Angela resta sans voix face à cette réponse, on dirait vraiment que son père n’en avait rien à faire des gens de son sang, il avait une telle froideur dans la voix lorsqu’il parlait, c’était effarant à la limite.

  « Entres nous devons y aller maintenant ! », cria-t-il comme elle tardait à prendre place près de lui.

Elle n’aimait pas du tout le ton que son père utilisait et encore moins ce qu’il lui demandait de faire.

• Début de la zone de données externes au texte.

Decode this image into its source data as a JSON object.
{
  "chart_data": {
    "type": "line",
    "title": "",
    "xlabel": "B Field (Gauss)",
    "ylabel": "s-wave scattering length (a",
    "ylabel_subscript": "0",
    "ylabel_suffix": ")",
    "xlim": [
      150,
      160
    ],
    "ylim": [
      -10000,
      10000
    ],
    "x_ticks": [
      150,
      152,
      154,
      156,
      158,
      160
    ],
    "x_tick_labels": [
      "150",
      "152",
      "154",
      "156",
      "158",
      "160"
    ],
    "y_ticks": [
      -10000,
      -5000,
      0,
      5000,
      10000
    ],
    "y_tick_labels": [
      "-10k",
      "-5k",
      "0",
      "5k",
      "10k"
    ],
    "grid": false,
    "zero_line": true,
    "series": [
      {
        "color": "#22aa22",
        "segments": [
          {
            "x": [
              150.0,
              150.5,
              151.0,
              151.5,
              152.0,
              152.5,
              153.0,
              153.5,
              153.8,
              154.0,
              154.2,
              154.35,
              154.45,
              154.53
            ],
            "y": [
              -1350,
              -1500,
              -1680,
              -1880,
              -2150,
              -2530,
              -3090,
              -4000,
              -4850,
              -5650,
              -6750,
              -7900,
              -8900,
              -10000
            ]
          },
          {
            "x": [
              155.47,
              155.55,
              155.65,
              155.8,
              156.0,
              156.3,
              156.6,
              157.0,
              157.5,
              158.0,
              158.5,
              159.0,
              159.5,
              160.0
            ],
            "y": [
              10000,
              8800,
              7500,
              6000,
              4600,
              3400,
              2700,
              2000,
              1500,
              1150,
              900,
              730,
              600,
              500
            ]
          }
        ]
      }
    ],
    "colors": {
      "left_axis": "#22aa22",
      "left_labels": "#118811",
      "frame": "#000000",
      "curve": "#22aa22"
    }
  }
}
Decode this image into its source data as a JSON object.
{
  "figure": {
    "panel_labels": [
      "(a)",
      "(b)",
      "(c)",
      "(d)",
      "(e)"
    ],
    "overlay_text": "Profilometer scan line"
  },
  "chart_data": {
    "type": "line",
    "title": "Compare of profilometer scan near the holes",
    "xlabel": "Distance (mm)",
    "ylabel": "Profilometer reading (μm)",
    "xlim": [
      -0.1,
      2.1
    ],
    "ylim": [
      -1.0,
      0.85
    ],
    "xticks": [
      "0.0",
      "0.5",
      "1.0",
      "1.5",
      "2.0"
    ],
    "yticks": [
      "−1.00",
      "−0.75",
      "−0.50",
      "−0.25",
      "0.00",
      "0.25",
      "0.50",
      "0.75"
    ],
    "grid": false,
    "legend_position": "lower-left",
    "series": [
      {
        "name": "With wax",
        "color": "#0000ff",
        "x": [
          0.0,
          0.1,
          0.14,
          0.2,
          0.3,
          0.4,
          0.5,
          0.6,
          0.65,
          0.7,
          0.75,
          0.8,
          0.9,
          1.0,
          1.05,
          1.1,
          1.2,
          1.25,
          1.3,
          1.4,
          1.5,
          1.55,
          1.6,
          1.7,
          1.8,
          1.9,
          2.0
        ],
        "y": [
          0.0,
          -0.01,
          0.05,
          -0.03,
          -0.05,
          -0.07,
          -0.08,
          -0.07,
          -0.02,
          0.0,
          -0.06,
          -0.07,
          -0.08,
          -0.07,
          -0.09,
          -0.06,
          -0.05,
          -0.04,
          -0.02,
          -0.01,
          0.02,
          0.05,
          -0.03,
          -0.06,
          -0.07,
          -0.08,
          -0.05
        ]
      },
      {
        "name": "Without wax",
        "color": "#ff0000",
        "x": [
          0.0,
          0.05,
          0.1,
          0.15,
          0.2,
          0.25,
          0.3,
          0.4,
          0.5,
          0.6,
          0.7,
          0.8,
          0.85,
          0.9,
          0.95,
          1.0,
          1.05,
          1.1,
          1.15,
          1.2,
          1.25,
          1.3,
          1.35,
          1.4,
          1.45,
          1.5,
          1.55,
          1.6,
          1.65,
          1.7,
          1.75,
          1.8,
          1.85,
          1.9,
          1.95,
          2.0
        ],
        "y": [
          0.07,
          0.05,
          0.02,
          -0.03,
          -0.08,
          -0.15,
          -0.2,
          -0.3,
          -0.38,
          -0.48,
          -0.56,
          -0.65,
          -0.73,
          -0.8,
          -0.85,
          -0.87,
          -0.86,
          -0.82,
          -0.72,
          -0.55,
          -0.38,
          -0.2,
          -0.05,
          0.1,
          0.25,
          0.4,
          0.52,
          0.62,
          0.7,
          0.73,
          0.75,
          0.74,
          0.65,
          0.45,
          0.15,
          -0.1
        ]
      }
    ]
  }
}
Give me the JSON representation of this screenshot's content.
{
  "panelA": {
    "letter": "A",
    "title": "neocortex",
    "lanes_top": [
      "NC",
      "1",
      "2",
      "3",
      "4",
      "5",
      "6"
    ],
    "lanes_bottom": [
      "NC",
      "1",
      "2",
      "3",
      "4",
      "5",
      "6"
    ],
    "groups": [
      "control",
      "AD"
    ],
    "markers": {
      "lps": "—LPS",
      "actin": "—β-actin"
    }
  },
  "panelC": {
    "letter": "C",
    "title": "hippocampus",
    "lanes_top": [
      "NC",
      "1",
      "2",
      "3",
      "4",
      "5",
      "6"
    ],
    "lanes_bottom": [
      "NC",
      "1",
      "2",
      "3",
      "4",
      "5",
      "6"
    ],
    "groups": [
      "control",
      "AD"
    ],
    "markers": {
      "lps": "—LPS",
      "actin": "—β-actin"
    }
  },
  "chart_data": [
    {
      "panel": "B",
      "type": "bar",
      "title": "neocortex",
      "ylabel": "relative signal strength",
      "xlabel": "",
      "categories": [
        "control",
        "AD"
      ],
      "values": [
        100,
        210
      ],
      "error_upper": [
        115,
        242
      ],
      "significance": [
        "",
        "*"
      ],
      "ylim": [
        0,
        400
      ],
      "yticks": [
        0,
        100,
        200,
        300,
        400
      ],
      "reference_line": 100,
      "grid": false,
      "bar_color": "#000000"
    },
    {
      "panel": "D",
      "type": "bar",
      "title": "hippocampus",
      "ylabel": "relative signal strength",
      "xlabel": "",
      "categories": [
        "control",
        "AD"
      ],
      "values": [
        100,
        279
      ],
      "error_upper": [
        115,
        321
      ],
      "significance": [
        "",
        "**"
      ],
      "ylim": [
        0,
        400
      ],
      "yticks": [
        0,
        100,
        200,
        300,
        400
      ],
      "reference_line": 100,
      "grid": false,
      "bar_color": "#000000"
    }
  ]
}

  « Il est hors de question qu’elle soit éduquée par ces gens ! », protesta-telle en prenant place au côté de son père dans la voiture.

  « Et que crois-tu pouvoir faire en ce moment ? L’enlever ? Tu seras accusée de kidnapping parce que Medou a plus de droits que toi sur cette enfant ! Grâce à son idiot de père biologique qui lui a permis de l’adopter. Toi tu es déjà accusée du vol d’un nourrisson ! Ne prends pas les choses au premier degré et essaies de réfléchir une minute à ce que vont penser nos associés, ils vont chercher à t’écarter tout de suite… ou pire ! »

 « De toutes les façons je ne fais pas confiance à des personnes qui ne divulguent pas leur identité et qui attaquent dans l’obscurité… »

  « Il y’a des batailles que l’on ne peut mener que sous un bon camouflage, je croyais que tu l’avais déjà compris. »

Sur ces paroles Esso démarra, le silence régna une minute dans la voiture pendant qu’il s’éloignait de la station, il vit les yeux de sa fille assombrit par de la contrariété.

  « Ne fais pas cette tête, une fois que tout sera réglé avec les Edang nous pourrons reprendre la petite… je te l’emmènerais personnellement, promis ! »

La sincérité qui se lisait dans les yeux du père toucha la fille et elle lui fit un sourire d’approbation. En même temps elle se demanda comment se portait l’autre !

  « Pour l’instant concentrons-nous sur le paquet que nous devons livrer ! », ajouta-t-il avec une mine plus sombre que jamais.